Let $\sigma$ be the inner automorphism induced by $s$. Note $\rho^2(r) = r$, while $\sigma(r) = r^3$, so $\langle \rho\rangle \cap \langle \sigma\rangle = 1_{D_4}$. Thus $\langle\rho\rangle\langle \sigma\rangle = \text{Aut}(D_4)$, so that $\text{Aut}(D_4) = \langle \rho,\sigma\rangle$.

Finally, note that $\rho\sigma(r) = \rho(r) = r = \sigma(r^3) = \sigma\rho^3(r)$ and:

$\rho\sigma(s) = \rho(s) = sr = \sigma(sr^3) = \sigma\rho^3(s)$, so that $\rho\sigma = \sigma\rho^3$, and:

$r \mapsto \rho, s \mapsto \sigma$ is the desired isomomorphism $D_4 \to \text{Aut}(D_4)$.

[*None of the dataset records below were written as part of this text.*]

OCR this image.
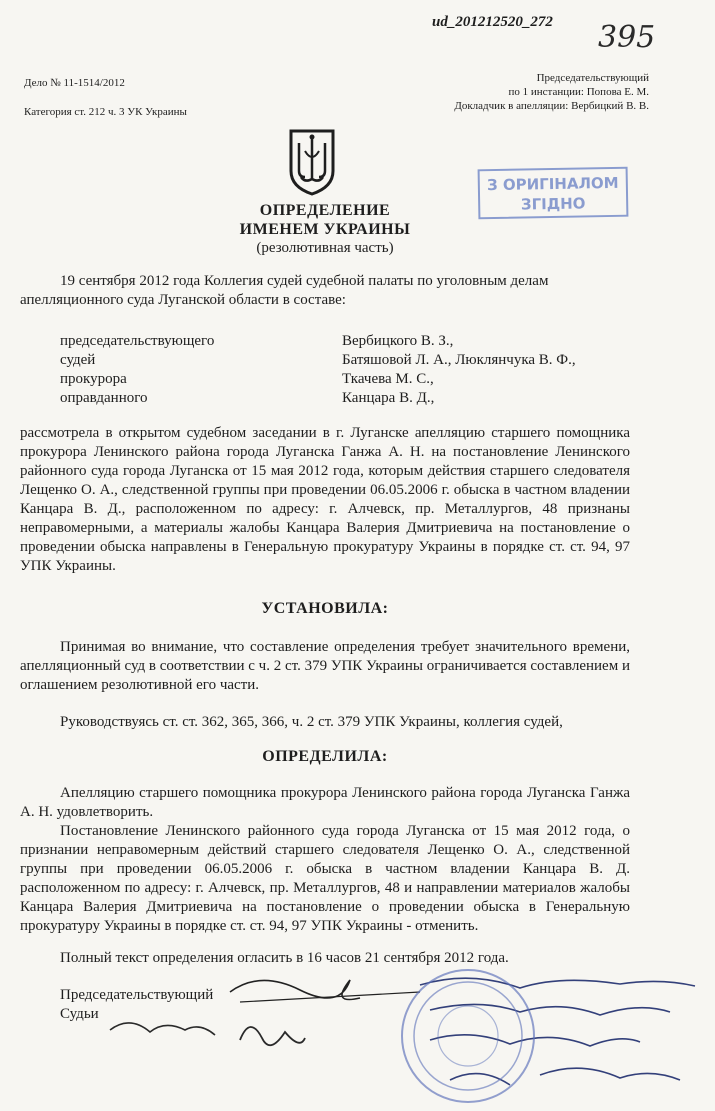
ud_201212520_272 395
Дело № 11-1514/2012
Категория ст. 212 ч. 3 УК Украины
Председательствующий
по 1 инстанции: Попова Е. М.
Докладчик в апелляции: Вербицкий В. В.
З ОРИГІНАЛОМ
ЗГІДНО
ОПРЕДЕЛЕНИЕ
ИМЕНЕМ УКРАИНЫ
(резолютивная часть)
19 сентября 2012 года Коллегия судей судебной палаты по уголовным делам
апелляционного суда Луганской области в составе:
председательствующего	Вербицкого В. З.,
судей	Батяшовой Л. А., Люклянчука В. Ф.,
прокурора	Ткачева М. С.,
оправданного	Канцара В. Д.,
рассмотрела в открытом судебном заседании в г. Луганске апелляцию старшего помощника прокурора Ленинского района города Луганска Ганжа А. Н. на постановление Ленинского районного суда города Луганска от 15 мая 2012 года, которым действия старшего следователя Лещенко О. А., следственной группы при проведении 06.05.2006 г. обыска в частном владении Канцара В. Д., расположенном по адресу: г. Алчевск, пр. Металлургов, 48 признаны неправомерными, а материалы жалобы Канцара Валерия Дмитриевича на постановление о проведении обыска направлены в Генеральную прокуратуру Украины в порядке ст. ст. 94, 97 УПК Украины.
УСТАНОВИЛА:
Принимая во внимание, что составление определения требует значительного времени, апелляционный суд в соответствии с ч. 2 ст. 379 УПК Украины ограничивается составлением и оглашением резолютивной его части.
Руководствуясь ст. ст. 362, 365, 366, ч. 2 ст. 379 УПК Украины, коллегия судей,
ОПРЕДЕЛИЛА:
Апелляцию старшего помощника прокурора Ленинского района города Луганска Ганжа А. Н. удовлетворить.
Постановление Ленинского районного суда города Луганска от 15 мая 2012 года, о признании неправомерным действий старшего следователя Лещенко О. А., следственной группы при проведении 06.05.2006 г. обыска в частном владении Канцара В. Д. расположенном по адресу: г. Алчевск, пр. Металлургов, 48 и направлении материалов жалобы Канцара Валерия Дмитриевича на постановление о проведении обыска в Генеральную прокуратуру Украины в порядке ст. ст. 94, 97 УПК Украины - отменить.
Полный текст определения огласить в 16 часов 21 сентября 2012 года.
Председательствующий
Судьи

Note the two maps (of the possible $10$ above) which fail to yield automorphisms are those that send $s \mapsto r^2$, because they are not surjective.

Solution 2:

I suppose you already know that the automorphism group of the $8$-element dihedral group $D_4$ contains $8$ elements. Here is how you can argue that it is actually isomorphic (though not canonically) to $D_4$ itself.

Given a square in the plane, its $4$ corners are also (alternatingly chosen) vertices of a unique octagon. That octagon has $4$ more vertices that also form a square; call the corners of the original square black vertices, and the remaining one white corners. The symmetry group of the octagon is a $16$-element group $D_8$. It contains your original $D_4$ as colour-preserving subgroup; it has index$~2$ and is therefore a normal subgroup. Conjugation defines a natural group morphism from $D_8$ to $\operatorname{Aut}(D_4)$. The kernel of this morphism contains the $2$-element centre $Z$ of $D_8$, and it is easy to see that it is actually equal to it: no non-central element of $D_8$ commutes with all elements of the subgroup $D_4$. So you get an injective group morphism $D_8/Z\to\operatorname{Aut}(D_4)$. Since you know that both groups have $8$ elements, this is in fact an isomorphism.

Then it remains to show that $D_8/Z\cong D_4$. For this it suffices to choose a similar presentation for $D_8$ and $D_4$ (either two adjacent reflections or a generating rotation and a reflection will do), map the generators of $D_8$ to corresponding generators of $D_4$, and check that the nontrivial element of $Z$ is mapped to the identity of $D_4$ (again using equal sizes and the fact that the morphism is clearly surjective suffice).